The syntax for the substr function is:

substr( string, start_position, [ length ] )

string is the source string.
start_position is the position for extraction. The first position in the string is always 1.
length is optional. It is the number of characters to extract. If this parameter is omitted, substr will return the entire string.

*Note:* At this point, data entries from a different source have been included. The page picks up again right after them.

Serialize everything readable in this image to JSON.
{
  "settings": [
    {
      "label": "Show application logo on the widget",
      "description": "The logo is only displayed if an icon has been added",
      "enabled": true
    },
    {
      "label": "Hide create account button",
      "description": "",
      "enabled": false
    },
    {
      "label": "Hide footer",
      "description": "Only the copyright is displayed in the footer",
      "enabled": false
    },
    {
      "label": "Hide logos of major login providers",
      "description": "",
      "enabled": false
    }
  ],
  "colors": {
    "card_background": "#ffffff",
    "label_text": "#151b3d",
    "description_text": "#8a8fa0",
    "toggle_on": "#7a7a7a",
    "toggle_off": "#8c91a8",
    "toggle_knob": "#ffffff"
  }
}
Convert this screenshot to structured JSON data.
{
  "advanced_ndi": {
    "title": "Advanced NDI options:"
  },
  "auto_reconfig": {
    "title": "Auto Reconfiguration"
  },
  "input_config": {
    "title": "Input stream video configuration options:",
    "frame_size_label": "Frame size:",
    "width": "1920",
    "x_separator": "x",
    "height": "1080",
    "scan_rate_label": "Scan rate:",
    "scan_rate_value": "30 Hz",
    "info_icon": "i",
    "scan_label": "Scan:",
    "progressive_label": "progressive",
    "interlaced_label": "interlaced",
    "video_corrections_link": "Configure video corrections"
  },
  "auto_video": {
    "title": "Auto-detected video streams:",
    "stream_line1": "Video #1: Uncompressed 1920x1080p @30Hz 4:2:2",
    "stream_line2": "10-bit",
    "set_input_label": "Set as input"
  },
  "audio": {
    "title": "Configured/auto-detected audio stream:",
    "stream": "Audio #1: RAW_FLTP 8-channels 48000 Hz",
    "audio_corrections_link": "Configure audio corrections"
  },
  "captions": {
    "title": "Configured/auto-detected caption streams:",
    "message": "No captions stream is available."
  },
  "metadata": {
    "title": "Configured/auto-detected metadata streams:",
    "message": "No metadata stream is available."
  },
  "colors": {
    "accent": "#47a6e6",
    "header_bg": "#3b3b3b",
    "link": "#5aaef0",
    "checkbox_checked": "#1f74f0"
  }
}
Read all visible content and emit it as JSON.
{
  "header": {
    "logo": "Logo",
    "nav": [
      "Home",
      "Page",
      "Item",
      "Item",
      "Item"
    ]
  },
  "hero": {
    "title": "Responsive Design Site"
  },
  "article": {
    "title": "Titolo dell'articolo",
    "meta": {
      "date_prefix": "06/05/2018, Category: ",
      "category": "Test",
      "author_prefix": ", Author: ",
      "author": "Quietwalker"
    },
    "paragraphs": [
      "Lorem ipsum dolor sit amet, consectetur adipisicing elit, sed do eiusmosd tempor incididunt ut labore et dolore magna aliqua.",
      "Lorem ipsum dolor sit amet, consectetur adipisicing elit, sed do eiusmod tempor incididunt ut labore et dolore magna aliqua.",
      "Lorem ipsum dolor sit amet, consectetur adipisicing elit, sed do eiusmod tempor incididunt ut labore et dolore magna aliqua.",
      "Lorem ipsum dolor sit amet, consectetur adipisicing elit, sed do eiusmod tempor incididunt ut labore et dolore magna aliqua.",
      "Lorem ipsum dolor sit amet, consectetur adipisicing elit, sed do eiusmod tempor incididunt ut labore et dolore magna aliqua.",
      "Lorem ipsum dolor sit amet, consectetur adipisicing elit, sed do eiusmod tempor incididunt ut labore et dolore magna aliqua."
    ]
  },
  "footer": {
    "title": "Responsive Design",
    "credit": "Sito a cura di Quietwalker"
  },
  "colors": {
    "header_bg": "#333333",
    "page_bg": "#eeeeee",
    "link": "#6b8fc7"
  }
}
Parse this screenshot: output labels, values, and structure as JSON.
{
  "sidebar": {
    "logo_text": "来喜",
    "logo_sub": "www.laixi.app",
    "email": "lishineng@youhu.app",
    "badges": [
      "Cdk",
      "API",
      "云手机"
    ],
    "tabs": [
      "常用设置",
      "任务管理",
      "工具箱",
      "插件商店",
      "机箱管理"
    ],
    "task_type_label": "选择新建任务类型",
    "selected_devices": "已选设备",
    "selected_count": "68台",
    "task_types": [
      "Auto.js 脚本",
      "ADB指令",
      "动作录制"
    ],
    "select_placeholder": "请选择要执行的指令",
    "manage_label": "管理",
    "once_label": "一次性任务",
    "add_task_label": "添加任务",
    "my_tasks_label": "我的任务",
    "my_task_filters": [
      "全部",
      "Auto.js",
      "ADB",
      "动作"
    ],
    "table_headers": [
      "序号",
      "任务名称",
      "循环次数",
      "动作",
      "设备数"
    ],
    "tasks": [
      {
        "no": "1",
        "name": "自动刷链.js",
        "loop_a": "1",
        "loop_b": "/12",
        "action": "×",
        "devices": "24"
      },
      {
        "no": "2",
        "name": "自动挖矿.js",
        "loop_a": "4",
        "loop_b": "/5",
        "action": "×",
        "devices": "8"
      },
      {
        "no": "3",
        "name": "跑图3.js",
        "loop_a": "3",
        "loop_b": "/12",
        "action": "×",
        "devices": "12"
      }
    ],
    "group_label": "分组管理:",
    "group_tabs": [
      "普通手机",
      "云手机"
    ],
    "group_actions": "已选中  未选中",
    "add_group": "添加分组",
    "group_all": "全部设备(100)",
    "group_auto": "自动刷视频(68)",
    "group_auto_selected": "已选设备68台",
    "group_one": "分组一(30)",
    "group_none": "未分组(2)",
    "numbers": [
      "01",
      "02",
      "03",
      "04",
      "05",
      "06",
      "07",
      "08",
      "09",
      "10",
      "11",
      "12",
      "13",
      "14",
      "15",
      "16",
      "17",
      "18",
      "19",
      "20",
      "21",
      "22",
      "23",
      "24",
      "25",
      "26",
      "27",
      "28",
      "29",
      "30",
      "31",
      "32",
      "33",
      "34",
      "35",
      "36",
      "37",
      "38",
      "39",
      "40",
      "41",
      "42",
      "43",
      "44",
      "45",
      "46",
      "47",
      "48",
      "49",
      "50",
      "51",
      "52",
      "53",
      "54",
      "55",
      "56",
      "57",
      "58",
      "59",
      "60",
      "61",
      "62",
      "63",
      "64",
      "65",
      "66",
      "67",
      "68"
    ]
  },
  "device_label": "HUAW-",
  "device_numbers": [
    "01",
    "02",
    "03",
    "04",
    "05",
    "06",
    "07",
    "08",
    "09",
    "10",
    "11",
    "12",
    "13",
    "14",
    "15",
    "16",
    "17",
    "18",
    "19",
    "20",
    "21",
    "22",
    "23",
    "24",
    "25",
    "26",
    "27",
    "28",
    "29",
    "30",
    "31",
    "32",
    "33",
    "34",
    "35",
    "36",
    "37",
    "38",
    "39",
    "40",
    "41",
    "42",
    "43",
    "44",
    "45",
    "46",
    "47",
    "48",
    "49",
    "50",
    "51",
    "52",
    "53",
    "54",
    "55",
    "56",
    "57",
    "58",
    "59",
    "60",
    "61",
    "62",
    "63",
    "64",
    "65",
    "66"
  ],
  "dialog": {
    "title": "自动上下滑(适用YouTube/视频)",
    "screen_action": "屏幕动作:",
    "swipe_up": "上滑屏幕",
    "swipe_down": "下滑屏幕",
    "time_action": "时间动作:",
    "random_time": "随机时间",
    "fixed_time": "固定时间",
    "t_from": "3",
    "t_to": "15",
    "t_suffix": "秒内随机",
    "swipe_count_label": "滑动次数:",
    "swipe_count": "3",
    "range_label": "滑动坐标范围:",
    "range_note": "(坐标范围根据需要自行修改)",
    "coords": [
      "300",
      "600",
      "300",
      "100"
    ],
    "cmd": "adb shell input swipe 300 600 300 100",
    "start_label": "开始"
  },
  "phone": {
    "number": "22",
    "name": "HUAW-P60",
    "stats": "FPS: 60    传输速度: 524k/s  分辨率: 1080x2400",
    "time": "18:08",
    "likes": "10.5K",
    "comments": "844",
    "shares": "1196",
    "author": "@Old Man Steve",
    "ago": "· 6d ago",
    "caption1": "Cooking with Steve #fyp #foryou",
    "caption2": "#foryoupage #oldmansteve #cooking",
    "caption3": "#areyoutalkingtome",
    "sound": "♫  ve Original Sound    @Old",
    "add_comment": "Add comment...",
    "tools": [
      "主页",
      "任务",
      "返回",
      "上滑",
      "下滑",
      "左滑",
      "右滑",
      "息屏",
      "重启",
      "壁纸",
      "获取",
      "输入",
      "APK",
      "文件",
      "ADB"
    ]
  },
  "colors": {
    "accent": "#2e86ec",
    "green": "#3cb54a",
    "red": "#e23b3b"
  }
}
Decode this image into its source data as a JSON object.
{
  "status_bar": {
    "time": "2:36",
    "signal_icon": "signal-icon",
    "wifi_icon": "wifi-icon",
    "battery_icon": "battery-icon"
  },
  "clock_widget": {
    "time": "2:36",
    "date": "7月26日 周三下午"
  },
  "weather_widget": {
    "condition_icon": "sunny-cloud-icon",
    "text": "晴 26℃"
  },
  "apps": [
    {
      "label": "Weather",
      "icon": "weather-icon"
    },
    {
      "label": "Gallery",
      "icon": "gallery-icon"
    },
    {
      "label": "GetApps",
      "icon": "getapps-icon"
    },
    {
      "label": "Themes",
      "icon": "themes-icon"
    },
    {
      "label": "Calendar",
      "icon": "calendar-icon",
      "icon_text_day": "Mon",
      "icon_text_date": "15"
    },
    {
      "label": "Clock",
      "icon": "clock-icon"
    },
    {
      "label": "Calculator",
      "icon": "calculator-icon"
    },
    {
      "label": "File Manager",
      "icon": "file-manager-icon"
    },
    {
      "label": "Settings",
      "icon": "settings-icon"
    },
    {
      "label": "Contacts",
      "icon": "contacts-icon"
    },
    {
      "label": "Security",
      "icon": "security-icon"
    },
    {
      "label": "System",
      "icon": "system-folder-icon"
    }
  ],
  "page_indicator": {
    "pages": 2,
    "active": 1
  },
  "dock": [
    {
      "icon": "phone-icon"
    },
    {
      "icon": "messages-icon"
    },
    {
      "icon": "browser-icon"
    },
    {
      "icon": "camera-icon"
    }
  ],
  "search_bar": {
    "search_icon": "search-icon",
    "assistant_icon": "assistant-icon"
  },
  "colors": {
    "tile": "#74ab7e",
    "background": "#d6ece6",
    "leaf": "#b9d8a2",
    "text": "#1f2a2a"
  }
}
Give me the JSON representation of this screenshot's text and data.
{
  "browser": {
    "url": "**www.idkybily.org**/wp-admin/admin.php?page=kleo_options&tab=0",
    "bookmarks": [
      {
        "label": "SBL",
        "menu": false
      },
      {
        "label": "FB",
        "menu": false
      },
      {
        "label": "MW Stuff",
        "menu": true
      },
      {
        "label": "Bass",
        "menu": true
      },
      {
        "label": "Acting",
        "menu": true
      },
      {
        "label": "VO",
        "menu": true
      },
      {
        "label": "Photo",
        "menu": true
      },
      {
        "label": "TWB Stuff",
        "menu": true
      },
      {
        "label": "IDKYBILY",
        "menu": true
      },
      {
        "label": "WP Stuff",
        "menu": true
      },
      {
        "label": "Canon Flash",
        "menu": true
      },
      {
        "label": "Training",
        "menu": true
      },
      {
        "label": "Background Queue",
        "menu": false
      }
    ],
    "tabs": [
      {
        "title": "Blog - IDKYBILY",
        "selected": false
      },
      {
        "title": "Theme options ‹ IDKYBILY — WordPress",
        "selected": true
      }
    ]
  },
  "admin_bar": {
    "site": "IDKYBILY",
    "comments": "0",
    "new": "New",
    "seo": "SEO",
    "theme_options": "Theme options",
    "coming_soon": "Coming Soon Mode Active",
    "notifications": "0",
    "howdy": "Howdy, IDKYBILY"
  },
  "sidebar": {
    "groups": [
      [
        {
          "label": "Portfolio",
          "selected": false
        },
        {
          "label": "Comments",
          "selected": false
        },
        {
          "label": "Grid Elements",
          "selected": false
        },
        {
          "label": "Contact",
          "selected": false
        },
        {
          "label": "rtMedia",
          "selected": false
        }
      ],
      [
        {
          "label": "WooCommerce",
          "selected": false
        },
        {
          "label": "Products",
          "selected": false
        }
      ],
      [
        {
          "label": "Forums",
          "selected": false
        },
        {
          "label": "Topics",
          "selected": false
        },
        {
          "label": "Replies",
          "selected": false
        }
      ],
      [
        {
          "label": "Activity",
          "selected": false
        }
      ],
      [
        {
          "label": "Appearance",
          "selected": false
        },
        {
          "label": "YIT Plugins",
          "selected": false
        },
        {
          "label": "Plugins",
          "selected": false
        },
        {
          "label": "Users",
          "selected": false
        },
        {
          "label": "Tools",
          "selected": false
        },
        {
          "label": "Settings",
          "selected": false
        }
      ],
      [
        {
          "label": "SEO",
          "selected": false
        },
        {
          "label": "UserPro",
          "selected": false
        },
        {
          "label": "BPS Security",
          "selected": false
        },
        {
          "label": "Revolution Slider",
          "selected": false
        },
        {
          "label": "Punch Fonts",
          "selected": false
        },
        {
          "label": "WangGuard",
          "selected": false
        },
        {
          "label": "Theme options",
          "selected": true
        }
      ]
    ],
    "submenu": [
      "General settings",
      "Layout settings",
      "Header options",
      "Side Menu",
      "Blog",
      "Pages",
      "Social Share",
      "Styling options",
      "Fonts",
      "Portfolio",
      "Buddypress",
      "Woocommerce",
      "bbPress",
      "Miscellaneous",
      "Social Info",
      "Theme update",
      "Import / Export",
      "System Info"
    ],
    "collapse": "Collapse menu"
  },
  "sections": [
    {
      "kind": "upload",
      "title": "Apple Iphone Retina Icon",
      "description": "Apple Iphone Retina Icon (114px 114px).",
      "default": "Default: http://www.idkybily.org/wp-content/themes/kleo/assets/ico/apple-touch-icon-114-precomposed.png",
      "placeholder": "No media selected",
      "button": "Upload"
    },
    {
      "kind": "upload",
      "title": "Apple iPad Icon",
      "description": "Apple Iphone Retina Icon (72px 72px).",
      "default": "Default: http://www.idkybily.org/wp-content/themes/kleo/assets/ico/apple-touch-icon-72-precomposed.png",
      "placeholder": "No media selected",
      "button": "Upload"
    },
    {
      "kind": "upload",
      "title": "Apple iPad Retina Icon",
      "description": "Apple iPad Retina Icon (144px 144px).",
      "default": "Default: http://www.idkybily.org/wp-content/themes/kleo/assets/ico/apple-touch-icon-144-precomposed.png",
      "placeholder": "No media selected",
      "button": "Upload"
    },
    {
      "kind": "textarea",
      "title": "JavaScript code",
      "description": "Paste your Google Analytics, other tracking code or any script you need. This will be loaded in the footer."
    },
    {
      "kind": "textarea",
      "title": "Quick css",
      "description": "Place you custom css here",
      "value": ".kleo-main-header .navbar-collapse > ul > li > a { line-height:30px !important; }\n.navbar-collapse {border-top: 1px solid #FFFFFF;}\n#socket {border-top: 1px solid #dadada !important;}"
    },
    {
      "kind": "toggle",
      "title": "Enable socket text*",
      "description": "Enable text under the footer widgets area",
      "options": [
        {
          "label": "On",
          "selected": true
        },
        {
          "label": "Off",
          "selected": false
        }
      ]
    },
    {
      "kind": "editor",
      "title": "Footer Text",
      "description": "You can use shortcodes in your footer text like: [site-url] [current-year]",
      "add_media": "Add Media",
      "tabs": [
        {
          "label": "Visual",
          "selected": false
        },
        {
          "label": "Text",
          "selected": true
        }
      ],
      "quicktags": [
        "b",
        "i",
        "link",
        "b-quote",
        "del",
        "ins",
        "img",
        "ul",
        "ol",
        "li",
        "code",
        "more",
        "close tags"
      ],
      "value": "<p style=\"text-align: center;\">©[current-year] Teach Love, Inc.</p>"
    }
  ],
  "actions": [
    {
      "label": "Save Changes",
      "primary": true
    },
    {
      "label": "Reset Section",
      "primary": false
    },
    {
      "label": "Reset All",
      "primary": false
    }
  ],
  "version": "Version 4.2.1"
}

substr(‘This is a test’, 6, 2) would return ‘is’

substr(‘This is a test’, 6) would return ‘is a test’

substr(‘TechOnTheNet’, 1, 4) would return ‘Tech’

substr(‘TechOnTheNet’, -3, 3) would return ‘Net’


The syntax for the instr Oracle function is:

instr( string1, string2 [, start_position [, nth_appearance ] ] )

string1 is the string to search.

string2 is the substring to search for in string1.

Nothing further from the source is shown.